Détournement de la règle

Le « droit du renard » exploite à des fins spéculatives la règle qui veut qu’une personne ayant souscrit un contrat d’assurance-vie a la faculté d’y renoncer dans les trente jours (article L. 132-5-1 du code des assurances) et que le défaut de réception des documents d’information légaux permet la prorogation de ce délai (article L. 132-5-2). La prorogation peut durer des années (c’est seulement depuis une loi du 15 décembre 2005 qu’une limite de huit ans a été fixée). Or, la renonciation au contrat entraîne la restitution des sommes versées, augmentées des intérêts légaux – indépendamment des pertes survenues depuis !

Les assureurs qui ont protesté contre le « droit du renard » auprès de la Cour de cassation ont longtemps perdu : depuis le 7 mars 2006, la cour juge en effet que la faculté de renoncer au contrat revêt un « caractère discrétionnaire » pour l’assuré. Et que la prorogation du délai de renonciation permet de sanctionner le non-respect, par l’assureur, de son obligation d’information pré-contractuelle.

Revirement de jurisprudence

Mais, face à l’abondance du contentieux et à certaines modifications législatives, la cour a, le 19 mai 2016, admit que l’exercice de cette faculté « peut dégénérer en abus ». Elle a invité les juridictions du fond à rechercher « quelle est [sa] finalité », au regard « de la situation concrète des souscripteurs, de leur qualité d’assurés avertis ou profanes, et des informations dont ils disposaient réellement ».

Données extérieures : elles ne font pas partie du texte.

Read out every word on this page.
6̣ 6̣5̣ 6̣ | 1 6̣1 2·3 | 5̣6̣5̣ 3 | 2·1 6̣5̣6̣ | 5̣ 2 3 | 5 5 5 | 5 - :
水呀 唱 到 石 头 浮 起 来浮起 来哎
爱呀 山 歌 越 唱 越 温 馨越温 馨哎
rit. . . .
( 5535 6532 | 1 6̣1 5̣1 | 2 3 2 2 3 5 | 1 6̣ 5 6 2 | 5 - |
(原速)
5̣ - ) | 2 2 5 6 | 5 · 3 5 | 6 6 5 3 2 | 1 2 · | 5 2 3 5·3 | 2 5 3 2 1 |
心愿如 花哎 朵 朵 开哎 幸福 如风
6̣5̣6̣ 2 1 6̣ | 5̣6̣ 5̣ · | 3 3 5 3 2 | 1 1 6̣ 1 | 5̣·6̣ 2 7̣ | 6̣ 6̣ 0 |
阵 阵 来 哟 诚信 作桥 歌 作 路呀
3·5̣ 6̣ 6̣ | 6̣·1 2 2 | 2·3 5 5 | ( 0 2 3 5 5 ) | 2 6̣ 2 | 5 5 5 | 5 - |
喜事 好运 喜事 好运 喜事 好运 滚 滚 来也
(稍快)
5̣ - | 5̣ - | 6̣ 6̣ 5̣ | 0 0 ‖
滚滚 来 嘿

Elle fait valoir que son erreur était minime : elle a inséré le modèle de lettre destiné à faciliter l’exercice de la faculté de renonciation dans la note d’information transmise aux X, alors qu’elle aurait dû le faire figurer dans le bulletin d’adhésion.

Pour prouver la « mauvaise foi » des X, elle souligne le fait qu’ils « ont attendu le mois de janvier 2011 pour se plaindre » de ce défaut « datant de 1999 ». Elle demande à la cour de juger que l’action judiciaire engagée par les X est « de pure opportunité dans un contexte de baisse boursière » et qu’elle « a pour seul objectif de faire supporter à l’assureur les pertes résultant de leurs choix d’investissements sur des unités de compte en actions soumises aux fluctuations des marchés financiers ».

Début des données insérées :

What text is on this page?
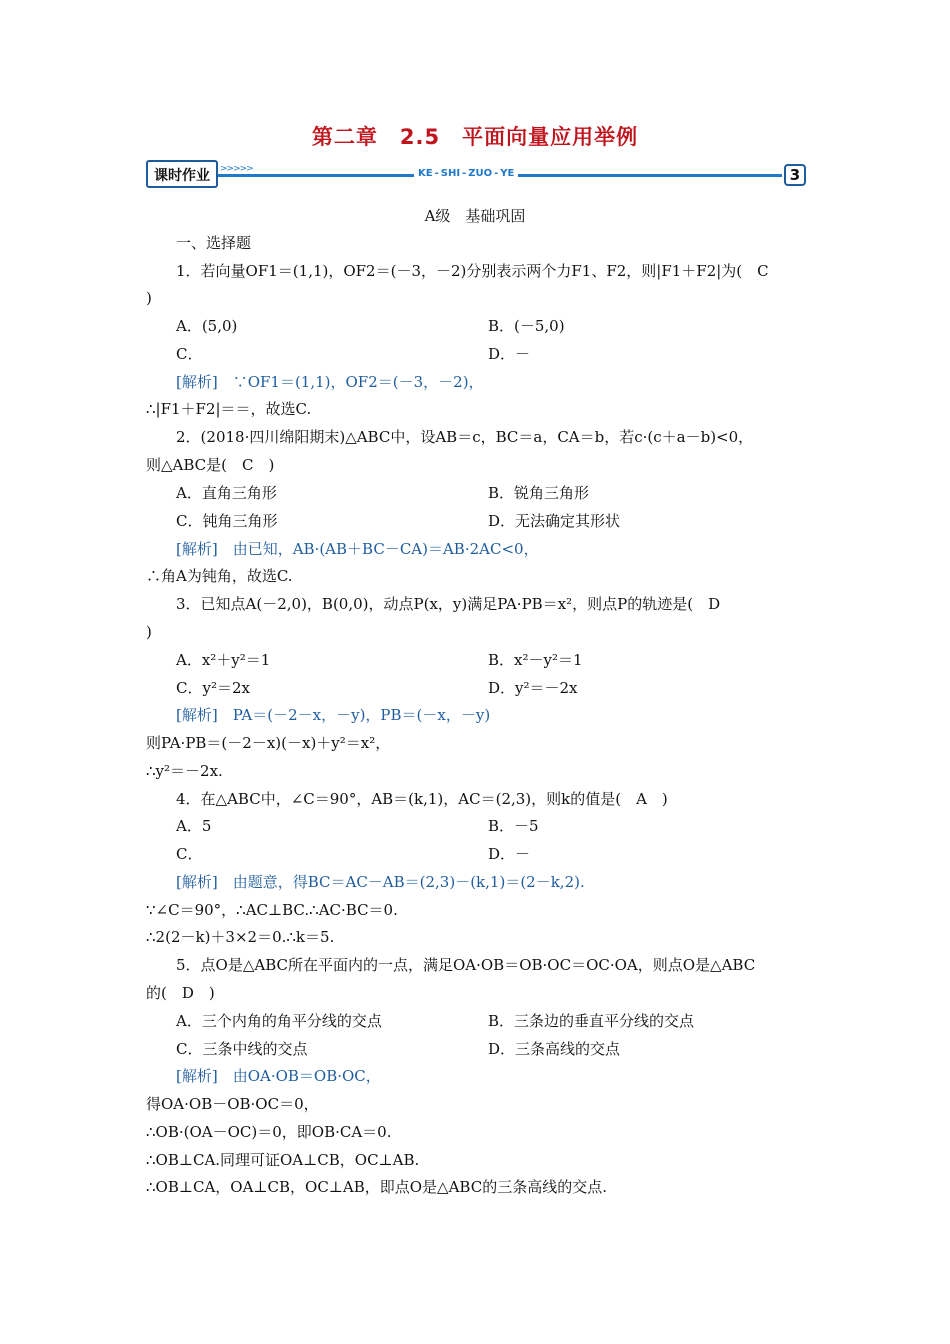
第二章　2.5　平面向量应用举例
课时作业	>>>>>	KE - SHI - ZUO - YE	3
A级　基础巩固
一、选择题
1．若向量OF1＝(1,1)，OF2＝(－3，－2)分别表示两个力F1、F2，则|F1＋F2|为(　C
)
A．(5,0)	B．(－5,0)
C．	D．－
[解析]　∵OF1＝(1,1)，OF2＝(－3，－2)，
∴|F1＋F2|＝＝，故选C.
2．(2018·四川绵阳期末)△ABC中，设AB＝c，BC＝a，CA＝b，若c·(c＋a－b)<0，
则△ABC是(　C　)
A．直角三角形	B．锐角三角形
C．钝角三角形	D．无法确定其形状
[解析]　由已知，AB·(AB＋BC－CA)＝AB·2AC<0，
∴角A为钝角，故选C.
3．已知点A(－2,0)，B(0,0)，动点P(x，y)满足PA·PB＝x²，则点P的轨迹是(　D
)
A．x²＋y²＝1	B．x²－y²＝1
C．y²＝2x	D．y²＝－2x
[解析]　PA＝(－2－x，－y)，PB＝(－x，－y)
则PA·PB＝(－2－x)(－x)＋y²＝x²，
∴y²＝－2x.
4．在△ABC中，∠C＝90°，AB＝(k,1)，AC＝(2,3)，则k的值是(　A　)
A．5	B．－5
C．	D．－
[解析]　由题意，得BC＝AC－AB＝(2,3)－(k,1)＝(2－k,2).
∵∠C＝90°，∴AC⊥BC.∴AC·BC＝0.
∴2(2－k)＋3×2＝0.∴k＝5.
5．点O是△ABC所在平面内的一点，满足OA·OB＝OB·OC＝OC·OA，则点O是△ABC
的(　D　)
A．三个内角的角平分线的交点	B．三条边的垂直平分线的交点
C．三条中线的交点	D．三条高线的交点
[解析]　由OA·OB＝OB·OC，
得OA·OB－OB·OC＝0，
∴OB·(OA－OC)＝0，即OB·CA＝0.
∴OB⊥CA.同理可证OA⊥CB，OC⊥AB.
∴OB⊥CA，OA⊥CB，OC⊥AB，即点O是△ABC的三条高线的交点.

Au moment de la renonciation

La cour d’appel de Versailles, qui statue le 22 février 2018, tente bien d’appliquer la nouvelle jurisprudence, et de rechercher « si les X ont détourné le droit de sa finalité ». Mais elle considère pour ce faire que leur éventuelle mauvaise foi doit s’apprécier « au moment de la souscription du contrat ». Elle estime que « l’assureur doit établir que l’assuré était, au moment de cette souscription, mieux informé que l’assureur lui-même du manquement par ce dernier à son obligation d’information, et qu’il n’aurait souscrit le contrat qu’en considération de la possibilité d’y renoncer ultérieurement ». Elle constate qu’il n’y parvient pas.

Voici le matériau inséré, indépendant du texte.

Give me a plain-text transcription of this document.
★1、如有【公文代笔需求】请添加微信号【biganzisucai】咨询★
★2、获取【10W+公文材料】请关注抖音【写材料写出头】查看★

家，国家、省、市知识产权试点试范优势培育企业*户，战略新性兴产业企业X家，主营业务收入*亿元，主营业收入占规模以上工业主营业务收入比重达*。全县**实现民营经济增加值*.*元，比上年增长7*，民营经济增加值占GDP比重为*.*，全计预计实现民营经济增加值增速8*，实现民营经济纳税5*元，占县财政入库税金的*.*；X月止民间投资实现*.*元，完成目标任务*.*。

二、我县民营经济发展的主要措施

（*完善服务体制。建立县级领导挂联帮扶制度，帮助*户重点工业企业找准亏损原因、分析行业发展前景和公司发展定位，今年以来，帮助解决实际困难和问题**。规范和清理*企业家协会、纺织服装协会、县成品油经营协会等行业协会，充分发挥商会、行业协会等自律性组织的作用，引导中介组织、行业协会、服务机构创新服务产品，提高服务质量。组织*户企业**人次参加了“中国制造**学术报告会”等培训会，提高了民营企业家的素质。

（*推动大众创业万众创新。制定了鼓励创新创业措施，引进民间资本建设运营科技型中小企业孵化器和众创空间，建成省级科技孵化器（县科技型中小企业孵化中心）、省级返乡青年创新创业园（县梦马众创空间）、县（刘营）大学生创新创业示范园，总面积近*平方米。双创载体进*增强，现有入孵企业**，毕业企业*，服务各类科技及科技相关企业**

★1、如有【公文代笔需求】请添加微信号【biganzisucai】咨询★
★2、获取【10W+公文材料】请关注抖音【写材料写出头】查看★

Elle observe, pour sa part, que les X « ne présentaient aucune compétence particulière en matière d’assurance », puisque M. X « travaillait dans l’agroalimentaire » et que « Mme X était femme au foyer ». Elle juge que leur renonciation « trouve son fondement dans le non-respect par la SA Sogecap de son obligation pré-contractuelle d’information ». Elle condamne l’assureur à restituer les sommes versées.

Sogecap se pourvoit en cassation, en protestant que la cour d’appel aurait dû apprécier s’il y avait eu abus, non pas au moment de la souscription du contrat, mais « au moment de la renonciation » à celui-ci. La cour lui donne raison le 28 mars de cette année, précisant ainsi sa jurisprudence. Elle censure l’arrêt, et renvoie les parties devant la cour d’appel de Paris.